When you get in a car on a first date, and your date has to move Amway training tapes out of your way, you have a decision to make. Get out and run. Go on the date and never return another call. Or pay attention to all that caused you to say yes to the first date, and see if there is something to learn.

17 years ago, I decided on the last option. This intelligent man who loved (loves) God passionately and seemed (seems) crazy about me and is thoroughly committed to living life to it's fullest - he was also committed to the Amway business. What I thought that meant at first was that he sold soap - like Vern the old man who used to peddle at my parent's house. What I found out was that it really meant I was falling in love with an entrepreneur - someone who at age 16 committed to having multiple income streams and working for himself.

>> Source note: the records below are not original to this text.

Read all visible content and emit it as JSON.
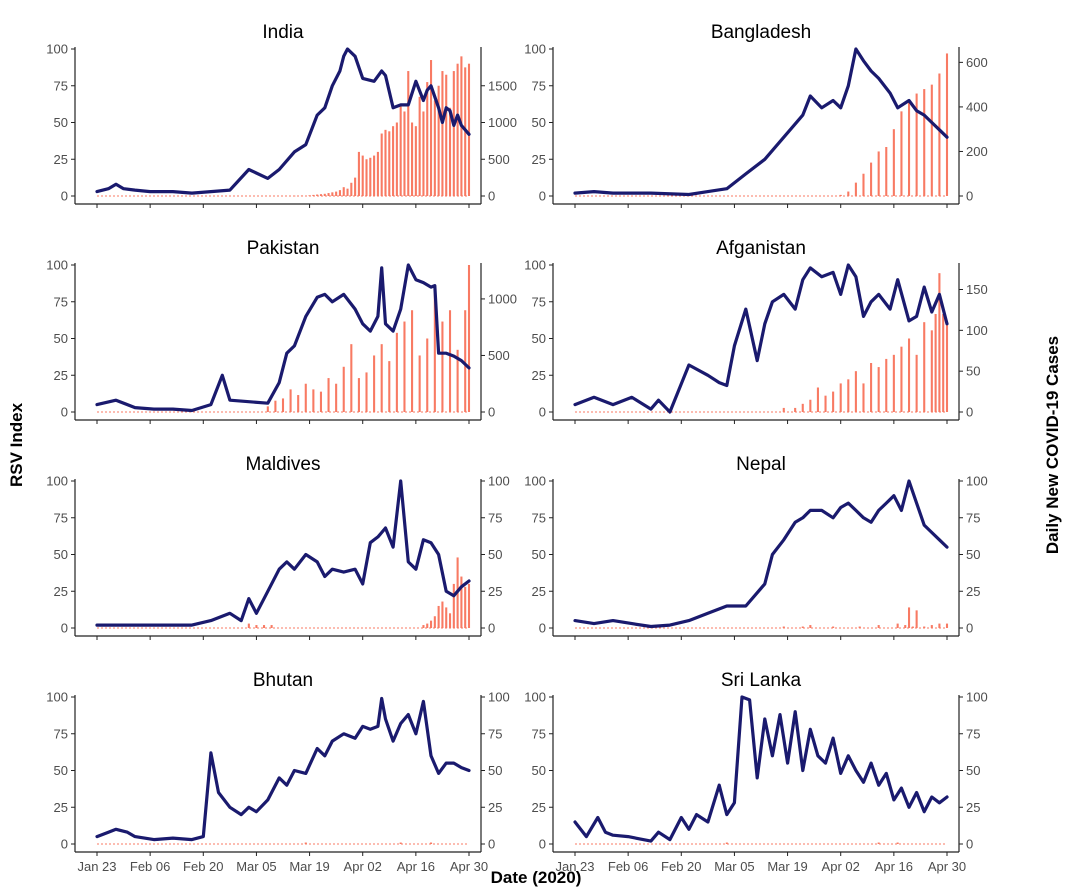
{
  "figure": {
    "y_left_label": "RSV Index",
    "y_right_label": "Daily New COVID-19 Cases",
    "x_label": "Date (2020)"
  },
  "chart_data": [
    {
      "type": "line+bar",
      "title": "India",
      "x_ticks": [
        "Jan 23",
        "Feb 06",
        "Feb 20",
        "Mar 05",
        "Mar 19",
        "Apr 02",
        "Apr 16",
        "Apr 30"
      ],
      "rsv_ylim": [
        0,
        100
      ],
      "rsv_ticks": [
        0,
        25,
        50,
        75,
        100
      ],
      "cases_ylim": [
        0,
        2000
      ],
      "cases_ticks": [
        0,
        500,
        1000,
        1500
      ],
      "rsv_series": {
        "day": [
          0,
          3,
          5,
          7,
          10,
          14,
          20,
          25,
          30,
          35,
          40,
          45,
          48,
          52,
          55,
          58,
          60,
          62,
          64,
          65,
          66,
          68,
          70,
          73,
          75,
          76,
          78,
          80,
          82,
          84,
          86,
          87,
          88,
          90,
          91,
          92,
          93,
          94,
          95,
          96,
          97,
          98
        ],
        "value": [
          3,
          5,
          8,
          5,
          4,
          3,
          3,
          2,
          3,
          4,
          18,
          12,
          18,
          30,
          35,
          55,
          60,
          75,
          85,
          95,
          100,
          95,
          80,
          78,
          85,
          82,
          60,
          62,
          62,
          78,
          65,
          72,
          75,
          60,
          50,
          60,
          58,
          48,
          55,
          48,
          45,
          42
        ]
      },
      "cases_series": {
        "day": [
          52,
          54,
          56,
          57,
          58,
          59,
          60,
          61,
          62,
          63,
          64,
          65,
          66,
          67,
          68,
          69,
          70,
          71,
          72,
          73,
          74,
          75,
          76,
          77,
          78,
          79,
          80,
          81,
          82,
          83,
          84,
          85,
          86,
          87,
          88,
          89,
          90,
          91,
          92,
          93,
          94,
          95,
          96,
          97,
          98
        ],
        "value": [
          5,
          8,
          10,
          15,
          20,
          25,
          30,
          40,
          50,
          60,
          80,
          120,
          100,
          180,
          250,
          600,
          550,
          500,
          520,
          550,
          600,
          850,
          900,
          880,
          950,
          1000,
          1250,
          1150,
          1700,
          1000,
          950,
          1350,
          1150,
          1550,
          1850,
          1300,
          1500,
          1700,
          1650,
          1200,
          1700,
          1800,
          1900,
          1750,
          1800
        ]
      }
    },
    {
      "type": "line+bar",
      "title": "Bangladesh",
      "x_ticks": [
        "Jan 23",
        "Feb 06",
        "Feb 20",
        "Mar 05",
        "Mar 19",
        "Apr 02",
        "Apr 16",
        "Apr 30"
      ],
      "rsv_ylim": [
        0,
        100
      ],
      "rsv_ticks": [
        0,
        25,
        50,
        75,
        100
      ],
      "cases_ylim": [
        0,
        660
      ],
      "cases_ticks": [
        0,
        200,
        400,
        600
      ],
      "rsv_series": {
        "day": [
          0,
          5,
          10,
          20,
          30,
          35,
          40,
          45,
          50,
          55,
          60,
          62,
          65,
          68,
          70,
          72,
          74,
          76,
          78,
          80,
          83,
          85,
          88,
          90,
          92,
          94,
          96,
          98
        ],
        "value": [
          2,
          3,
          2,
          2,
          1,
          3,
          5,
          15,
          25,
          40,
          55,
          68,
          60,
          65,
          60,
          75,
          100,
          92,
          85,
          80,
          70,
          60,
          65,
          58,
          55,
          50,
          45,
          40
        ]
      },
      "cases_series": {
        "day": [
          70,
          72,
          74,
          76,
          78,
          80,
          82,
          84,
          86,
          88,
          90,
          92,
          94,
          96,
          98
        ],
        "value": [
          5,
          20,
          60,
          100,
          150,
          200,
          220,
          300,
          380,
          430,
          460,
          480,
          500,
          550,
          640
        ]
      }
    },
    {
      "type": "line+bar",
      "title": "Pakistan",
      "x_ticks": [
        "Jan 23",
        "Feb 06",
        "Feb 20",
        "Mar 05",
        "Mar 19",
        "Apr 02",
        "Apr 16",
        "Apr 30"
      ],
      "rsv_ylim": [
        0,
        100
      ],
      "rsv_ticks": [
        0,
        25,
        50,
        75,
        100
      ],
      "cases_ylim": [
        0,
        1300
      ],
      "cases_ticks": [
        0,
        500,
        1000
      ],
      "rsv_series": {
        "day": [
          0,
          5,
          10,
          15,
          20,
          25,
          30,
          33,
          35,
          40,
          45,
          48,
          50,
          52,
          55,
          58,
          60,
          62,
          65,
          68,
          70,
          72,
          74,
          75,
          76,
          78,
          80,
          82,
          84,
          86,
          88,
          89,
          90,
          92,
          94,
          96,
          98
        ],
        "value": [
          5,
          8,
          3,
          2,
          2,
          1,
          5,
          25,
          8,
          7,
          6,
          20,
          40,
          45,
          65,
          78,
          80,
          75,
          80,
          70,
          60,
          55,
          65,
          98,
          60,
          55,
          70,
          100,
          90,
          88,
          85,
          86,
          40,
          40,
          38,
          35,
          30
        ]
      },
      "cases_series": {
        "day": [
          45,
          47,
          49,
          51,
          53,
          55,
          57,
          59,
          61,
          63,
          65,
          67,
          69,
          71,
          73,
          75,
          77,
          79,
          81,
          83,
          85,
          87,
          89,
          91,
          93,
          95,
          97,
          98
        ],
        "value": [
          50,
          100,
          120,
          200,
          150,
          250,
          200,
          180,
          300,
          250,
          400,
          600,
          300,
          350,
          500,
          600,
          450,
          700,
          800,
          900,
          500,
          650,
          1100,
          800,
          900,
          550,
          900,
          1300
        ]
      }
    },
    {
      "type": "line+bar",
      "title": "Afganistan",
      "x_ticks": [
        "Jan 23",
        "Feb 06",
        "Feb 20",
        "Mar 05",
        "Mar 19",
        "Apr 02",
        "Apr 16",
        "Apr 30"
      ],
      "rsv_ylim": [
        0,
        100
      ],
      "rsv_ticks": [
        0,
        25,
        50,
        75,
        100
      ],
      "cases_ylim": [
        0,
        180
      ],
      "cases_ticks": [
        0,
        50,
        100,
        150
      ],
      "rsv_series": {
        "day": [
          0,
          5,
          10,
          15,
          20,
          22,
          25,
          30,
          35,
          38,
          40,
          42,
          45,
          48,
          50,
          52,
          55,
          58,
          60,
          62,
          65,
          68,
          70,
          72,
          74,
          76,
          78,
          80,
          83,
          85,
          88,
          90,
          92,
          94,
          96,
          98
        ],
        "value": [
          5,
          10,
          5,
          10,
          2,
          8,
          0,
          32,
          25,
          20,
          18,
          45,
          70,
          35,
          60,
          75,
          80,
          70,
          90,
          98,
          92,
          95,
          80,
          100,
          92,
          65,
          75,
          80,
          70,
          90,
          62,
          65,
          85,
          68,
          80,
          60
        ]
      },
      "cases_series": {
        "day": [
          55,
          58,
          60,
          62,
          64,
          66,
          68,
          70,
          72,
          74,
          76,
          78,
          80,
          82,
          84,
          86,
          88,
          90,
          92,
          94,
          95,
          96,
          97,
          98
        ],
        "value": [
          5,
          5,
          10,
          15,
          30,
          20,
          25,
          35,
          40,
          50,
          35,
          60,
          55,
          65,
          70,
          80,
          90,
          70,
          110,
          100,
          120,
          170,
          120,
          110
        ]
      }
    },
    {
      "type": "line+bar",
      "title": "Maldives",
      "x_ticks": [
        "Jan 23",
        "Feb 06",
        "Feb 20",
        "Mar 05",
        "Mar 19",
        "Apr 02",
        "Apr 16",
        "Apr 30"
      ],
      "rsv_ylim": [
        0,
        100
      ],
      "rsv_ticks": [
        0,
        25,
        50,
        75,
        100
      ],
      "cases_ylim": [
        0,
        100
      ],
      "cases_ticks": [
        0,
        25,
        50,
        75,
        100
      ],
      "rsv_series": {
        "day": [
          0,
          10,
          20,
          25,
          30,
          35,
          38,
          40,
          42,
          45,
          48,
          50,
          52,
          55,
          58,
          60,
          62,
          65,
          68,
          70,
          72,
          74,
          75,
          76,
          78,
          80,
          82,
          84,
          86,
          88,
          90,
          92,
          94,
          96,
          98
        ],
        "value": [
          2,
          2,
          2,
          2,
          5,
          10,
          5,
          20,
          10,
          25,
          40,
          45,
          40,
          50,
          45,
          35,
          40,
          38,
          40,
          30,
          58,
          62,
          65,
          68,
          55,
          100,
          45,
          40,
          60,
          58,
          50,
          25,
          22,
          28,
          32
        ]
      },
      "cases_series": {
        "day": [
          40,
          42,
          44,
          46,
          86,
          87,
          88,
          89,
          90,
          91,
          92,
          93,
          94,
          95,
          96,
          97,
          98
        ],
        "value": [
          3,
          2,
          2,
          2,
          2,
          3,
          5,
          8,
          15,
          18,
          14,
          10,
          30,
          48,
          35,
          28,
          30
        ]
      }
    },
    {
      "type": "line+bar",
      "title": "Nepal",
      "x_ticks": [
        "Jan 23",
        "Feb 06",
        "Feb 20",
        "Mar 05",
        "Mar 19",
        "Apr 02",
        "Apr 16",
        "Apr 30"
      ],
      "rsv_ylim": [
        0,
        100
      ],
      "rsv_ticks": [
        0,
        25,
        50,
        75,
        100
      ],
      "cases_ylim": [
        0,
        100
      ],
      "cases_ticks": [
        0,
        25,
        50,
        75,
        100
      ],
      "rsv_series": {
        "day": [
          0,
          5,
          10,
          15,
          20,
          25,
          30,
          35,
          40,
          45,
          50,
          52,
          55,
          58,
          60,
          62,
          65,
          68,
          70,
          72,
          74,
          76,
          78,
          80,
          82,
          84,
          86,
          88,
          90,
          92,
          94,
          96,
          98
        ],
        "value": [
          5,
          3,
          5,
          3,
          1,
          2,
          5,
          10,
          15,
          15,
          30,
          50,
          60,
          72,
          75,
          80,
          80,
          75,
          82,
          85,
          80,
          75,
          72,
          80,
          85,
          90,
          80,
          100,
          85,
          70,
          65,
          60,
          55
        ]
      },
      "cases_series": {
        "day": [
          55,
          60,
          62,
          68,
          75,
          80,
          85,
          87,
          88,
          89,
          90,
          92,
          94,
          96,
          98
        ],
        "value": [
          1,
          1,
          2,
          1,
          1,
          2,
          3,
          2,
          14,
          1,
          12,
          1,
          2,
          3,
          3
        ]
      }
    },
    {
      "type": "line+bar",
      "title": "Bhutan",
      "x_ticks": [
        "Jan 23",
        "Feb 06",
        "Feb 20",
        "Mar 05",
        "Mar 19",
        "Apr 02",
        "Apr 16",
        "Apr 30"
      ],
      "rsv_ylim": [
        0,
        100
      ],
      "rsv_ticks": [
        0,
        25,
        50,
        75,
        100
      ],
      "cases_ylim": [
        0,
        100
      ],
      "cases_ticks": [
        0,
        25,
        50,
        75,
        100
      ],
      "rsv_series": {
        "day": [
          0,
          3,
          5,
          8,
          10,
          15,
          20,
          25,
          28,
          30,
          32,
          35,
          38,
          40,
          42,
          45,
          48,
          50,
          52,
          55,
          58,
          60,
          62,
          65,
          68,
          70,
          72,
          74,
          75,
          76,
          78,
          80,
          82,
          84,
          86,
          88,
          90,
          92,
          94,
          96,
          98
        ],
        "value": [
          5,
          8,
          10,
          8,
          5,
          3,
          4,
          3,
          5,
          62,
          35,
          25,
          20,
          25,
          22,
          30,
          45,
          40,
          50,
          48,
          65,
          60,
          70,
          75,
          72,
          80,
          78,
          80,
          99,
          85,
          70,
          82,
          88,
          75,
          97,
          60,
          48,
          55,
          55,
          52,
          50
        ]
      },
      "cases_series": {
        "day": [
          55,
          80,
          88
        ],
        "value": [
          1,
          1,
          1
        ]
      }
    },
    {
      "type": "line+bar",
      "title": "Sri Lanka",
      "x_ticks": [
        "Jan 23",
        "Feb 06",
        "Feb 20",
        "Mar 05",
        "Mar 19",
        "Apr 02",
        "Apr 16",
        "Apr 30"
      ],
      "rsv_ylim": [
        0,
        100
      ],
      "rsv_ticks": [
        0,
        25,
        50,
        75,
        100
      ],
      "cases_ylim": [
        0,
        100
      ],
      "cases_ticks": [
        0,
        25,
        50,
        75,
        100
      ],
      "rsv_series": {
        "day": [
          0,
          3,
          6,
          8,
          10,
          14,
          20,
          22,
          25,
          28,
          30,
          32,
          35,
          38,
          40,
          42,
          44,
          46,
          48,
          50,
          52,
          54,
          56,
          58,
          60,
          62,
          64,
          66,
          68,
          70,
          72,
          74,
          76,
          78,
          80,
          82,
          84,
          86,
          88,
          90,
          92,
          94,
          96,
          98
        ],
        "value": [
          15,
          5,
          18,
          8,
          6,
          5,
          2,
          8,
          3,
          18,
          10,
          20,
          15,
          40,
          20,
          28,
          100,
          98,
          45,
          85,
          60,
          88,
          55,
          90,
          50,
          78,
          60,
          55,
          72,
          48,
          60,
          50,
          42,
          55,
          40,
          48,
          30,
          38,
          25,
          35,
          22,
          32,
          28,
          32
        ]
      },
      "cases_series": {
        "day": [
          40,
          80,
          85
        ],
        "value": [
          1,
          1,
          1
        ]
      }
    }
  ]
}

I could write an entire post on how our marriage (a few months later) was fully blessed and grew so much because of our years committed to our Amway business - maybe I will sometime - but this isn't what I'm here to share today. But you need to understand that when I married Marc, I knew this about him - and knew that it would have an impact on all of our Life Together.

Fast forward 15 years. 3 kids, many moves, several jobs. Marc was approached to run a political campaign for someone we felt passionate enough about to support - in an intense way. It was a crossroads at a perfect time. Marc had been building thefundraisingcoach.com since 2003. There was insurance for our family, so we went for it. It was a risk, a calculated risk, a big risk. But when I married my Amway tape toting man, I knew that there would be times when we had to take a risk (I'm NOT a risk taker, not like that anyway). As much as Marc had stayed in life-sucking, demeaning jobs to serve my need for stability, I knew it was my turn to serve and trust him to make this jump.

The political campaign ended that June - badly and sadly and sooner than we expected. Marc did the cleanup, and we spent the next few months making the best decisions we could. Marc put out feelers to employers, and went to work in earnest at thefundraisingcoach. Each month there was enough. Sometimes just enough. But enough.

That fall we faced some business upsets and some painful learning experiences with a home renovation. We lost a lot of money - or poorly spent a lot of money depending on how you look at it. Money that wasn't ours to mess with.

As things came to a head last December and I cried to my husband that I just needed to know we weren't going to lose the house, I also became aware of how split we were. We were looking for a job AND building thefundraisingcoach.

Prayer, crying, and maybe some foolishness led to "Let's give it a year". If the business isn't growing and supporting us  by next December 18, then we will earnestly look for employment, and close this chapter.

We cleared our mental desks of any other options and we have worked hard - Marc making cold calls, writing, speaking, traveling, cold calls, coaching, writing, speaking, traveling, cold calls, consulting, traveling; and my doing whatever I could do to support this business, with ours kid (you know we homeschool, right), stepping into new roles, taking on more than I thought I could.

Guess what.

It's December 18. We did it. I'm tired. I'm proud of Marc, myself, our kids. And I'm so, so, so glad that we are an entrepreneurial, self-employed family.

Thank you Hatch's, Hankey-Sugden's, and Pat Michaud for cheering for us, crying with you, checking in with us. Thank you parents for not telling us how crazy you might have thought we were. Many other folks were online and real-life support - thank you.

Thank you God for loving us so recklessly and trusting us with so much.

Congratulations, Fundraising Coach. I'm so proud of you and can't wait to see where in the world the next 12 months will take us.

Fundraising Coach Kids - you rock. You have no idea how much you motivated and gave to the business this past year. And someday you will be faced with similar decisions - I pray we have walked our path in a  way that inspires you to make courageous (scary, crazy) choices.